Evaluate on test non-missing positions (reconstruction metrics) and call your original plotting stack via _make_class_reports().
- Returns:
self.
- Return type:
BaseImputer
- transform() ndarray[source]
Impute all samples and return imputed genotypes.
This method applies the trained imputer to the entire dataset, filling in missing genotype values. It ensures that any remaining missing values after imputation are set to -9, and decodes the imputed 0/1/2 genotypes back to their original format.
- Returns:
(n_samples, n_loci) IUPAC strings (single-character codes).
- Return type:
np.ndarray
HistGradientBoosting
Uses sklearn.ensemble.HistGradientBoostingClassifier as the IterativeImputer estimator, enabling faster training on wide genotype matrices while sharing the evaluation and plotting stack with the Random Forest variant.
- class pgsui.impute.supervised.imputers.hist_gradient_boosting.ImputeHistGradientBoosting(genotype_data: GenotypeData, *, config: HGBConfig | Dict | str | None = None, overrides: Dict | None = None)[source]
Bases:
BaseImputerSupervised HGB imputer driven by
HGBConfig.- fit() BaseImputer[source]
Fit the imputer using self.genotype_data with no arguments.
This method prepares the imputer by splitting the data into training and testing sets, and masking all originally observed genotype entries in the test set to facilitate unbiased evaluation. It does not perform any actual imputation since the RefAllele imputer is deterministic.
- Steps:
Encode to 0/1/2 with -9/-1 as missing.
Split samples into train/test.
Train IterativeImputer on train (convert missing -> NaN).

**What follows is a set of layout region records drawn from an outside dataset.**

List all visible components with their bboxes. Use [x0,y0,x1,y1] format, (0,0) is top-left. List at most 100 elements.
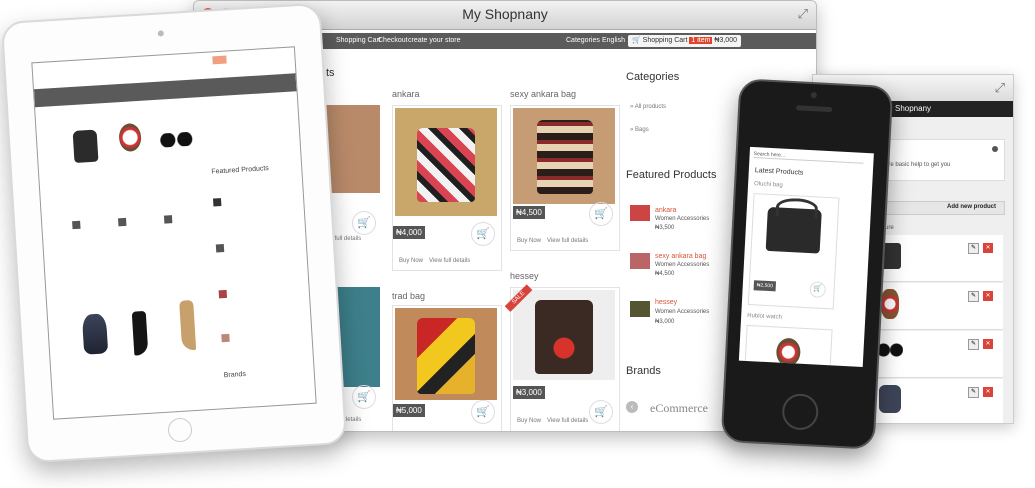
admin-product-row: ✎ ✕ [863,379,1003,423]
tablet-product[interactable] [167,293,209,355]
phone-product-image[interactable] [775,337,802,367]
close-icon[interactable] [992,146,998,152]
view-details-link[interactable]: View full details [547,418,588,424]
tablet-featured-thumb[interactable] [218,289,228,299]
brand-prev-icon[interactable]: ‹ [626,401,638,413]
view-details-link[interactable]: View full details [547,238,588,244]
category-bags[interactable]: » Bags [630,127,649,133]
phone-product-name[interactable]: Hublot watch [747,313,782,321]
buy-now-link[interactable]: Buy Now [517,418,541,424]
price-tag: ₦4,500 [513,206,545,219]
phone-home-button[interactable] [781,392,820,431]
tablet-price-tag [72,220,81,230]
edit-icon[interactable]: ✎ [968,339,979,350]
nav-checkout[interactable]: Checkout [378,37,408,44]
section-title-partial: ts [326,67,335,79]
add-to-cart-icon[interactable]: 🛒 [589,202,613,226]
tablet-featured-thumb[interactable] [212,198,222,207]
price-tag: ₦4,000 [393,226,425,239]
add-to-cart-icon[interactable]: 🛒 [471,400,495,424]
expand-icon[interactable]: ⤢ [798,6,808,22]
phone-search-input[interactable]: Search here... [753,151,864,164]
categories-dropdown[interactable]: Categories [566,37,600,44]
add-to-cart-icon[interactable]: 🛒 [589,400,613,424]
phone-product-name[interactable]: Oluchi bag [754,181,783,188]
product-card: SALE ₦3,000 🛒 Buy Now View full details [504,284,620,431]
featured-thumb[interactable] [630,253,650,269]
phone-speaker [796,105,833,113]
product-card: ₦4,500 🛒 Buy Now View full details [510,105,620,251]
featured-price: ₦3,000 [655,319,675,325]
phone-product-card: ₦2,500 🛒 [747,193,840,310]
cart-icon: 🛒 [632,37,641,44]
add-product-button[interactable]: Add new product [947,204,996,210]
tablet-featured-thumb[interactable] [215,243,225,253]
nav-shopping-cart[interactable]: Shopping Cart [336,37,381,44]
featured-price: ₦4,500 [655,271,675,277]
featured-name[interactable]: hessey [655,299,677,306]
sidebar-categories-title: Categories [626,71,680,83]
add-to-cart-icon[interactable]: 🛒 [809,281,827,299]
tablet-product[interactable] [66,119,108,181]
product-card: ₦4,000 🛒 Buy Now View full details [392,105,502,271]
product-title[interactable]: sexy ankara bag [510,89,576,99]
cart-total: ₦3,000 [714,37,737,44]
admin-product-row: ✎ ✕ [863,331,1003,378]
delete-icon[interactable]: ✕ [983,291,993,301]
featured-thumb[interactable] [630,205,650,221]
add-to-cart-icon[interactable]: 🛒 [352,211,376,235]
product-thumbnail [879,385,901,413]
phone-screen: Search here... Latest Products Oluchi ba… [738,146,874,368]
product-image[interactable] [513,290,615,380]
product-image[interactable] [395,108,497,216]
featured-name[interactable]: ankara [655,207,676,214]
product-thumbnail [881,289,899,319]
tablet-home-button[interactable] [167,417,193,443]
tablet-product[interactable] [156,114,198,176]
tablet-camera [157,30,164,37]
product-thumbnail [877,343,903,357]
featured-thumb[interactable] [630,301,650,317]
price-tag: ₦5,000 [393,404,425,417]
cart-count-badge: 1 item [689,37,713,44]
product-image[interactable] [395,308,497,400]
tablet-device: Featured Products Brands [0,2,348,464]
buy-now-link[interactable]: Buy Now [399,258,423,264]
product-image[interactable] [513,108,615,204]
language-dropdown[interactable]: English [602,37,625,44]
tablet-price-tag [163,215,173,224]
product-title[interactable]: ankara [392,89,420,99]
phone-product-card [744,324,833,368]
brand-logo[interactable]: eCommerce [650,401,708,416]
sidebar-featured-title: Featured Products [626,169,717,181]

Evaluate on test non-missing positions (reconstruction metrics) and call your original plotting stack via _make_class_reports().
- Returns:
self.
- Return type:
BaseImputer
- transform() ndarray[source]
Impute all samples and return imputed genotypes.
This method applies the trained imputer to the entire dataset, filling in missing genotype values. It ensures that any remaining missing values after imputation are set to -9, and decodes the imputed 0/1/2 genotypes back to their original format.
- Returns:
(n_samples, n_loci) IUPAC strings (single-character codes).
- Return type:
np.ndarray
- Raises:
NotFittedError – If fit() has not been called prior to transform().
CLI Examples
Run both supervised models with the balanced preset and a shared prefix:
pg-sui \
--input data.vcf.gz \
--popmap pops.popmap \
--models ImputeRandomForest ImputeHistGradientBoosting \
--preset balanced \
--sim-strategy random_weighted_inv \
--sim-prop 0.35 \
--set io.prefix=supervised_demo
YAML + overrides:
pg-sui \
--input data.vcf.gz \
--popmap pops.popmap \
--models ImputeHistGradientBoosting \
--preset thorough \
--config hgb.yaml \
--set io.prefix=hgb_thorough \
--set imputer.max_iter=12 \
--sim-prop 0.40
Use --disable-simulate-missing to temporarily disable simulated masking for diagnostics or ablation studies; omit it to honour the preset/YAML defaults. Strategy definitions are listed in Overview.
Outputs
Plots:
{prefix}_output/Supervised/plots/{Model}/Metrics (CSV/JSON):
{prefix}_output/Supervised/metrics/{Model}/Cross-model radar summary compares macro-F1, macro-PR, accuracy, and HET-F1.